Fired worker adds church to civil lawsuit over firing

Associated Press/August 17, 2004

Salt Lake City -- A former worker of a Hildale business who claims he was wrongfully terminated because he no longer adhered to town's dominate faith has amended his civil lawsuit to include the Fundamental Church of Jesus Christ of Latter Day Saints and its president, Warren Jeffs.

Shem Fischer filed the federal lawsuit in 2002. The former salesman for the Forestwood Company, a wooden cabinetry business, has included new allegations that church officials interfered with his relationship with his employer and blacklisted him.

The majority of residents in Hildale and adjoining Colorado City, Ariz., belong to the FLDS Church, which embraces the practice of polygamy.

The amended lawsuit, filed last week in U.S. District Court in Salt Lake City, includes the original allegations that Fischer was forced out of his job because he protested the 2000 firing of a fellow employee based on the co-worker's lack of belief in FLDS doctrine and because Fischer rejected certain tenets.

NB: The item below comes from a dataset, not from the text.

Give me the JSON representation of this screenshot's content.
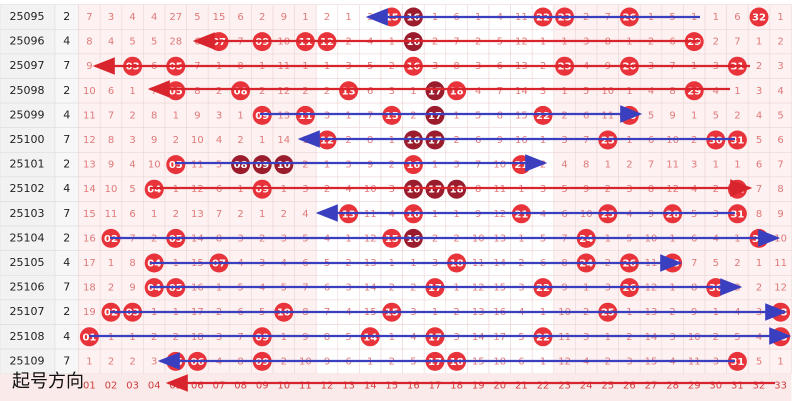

The firings by the Hildale company were prompted by orders from Jeffs and other FLDS leaders for followers to cease all association with non-followers, Fischer claims.

He alleges the officials then put him on a blacklist to stop him from getting a new job. His lawsuit seeks unspecified damages.

It's the second lawsuit filed against Jeffs in civil court in a month.

Jeffs' nephew filed a state lawsuit July 29 claiming that Jeffs and two other uncles sexually abused him when he was a child.

Warren Jeffs' attorney, Rodney Parker, did not immediately return a phone message seeking comment.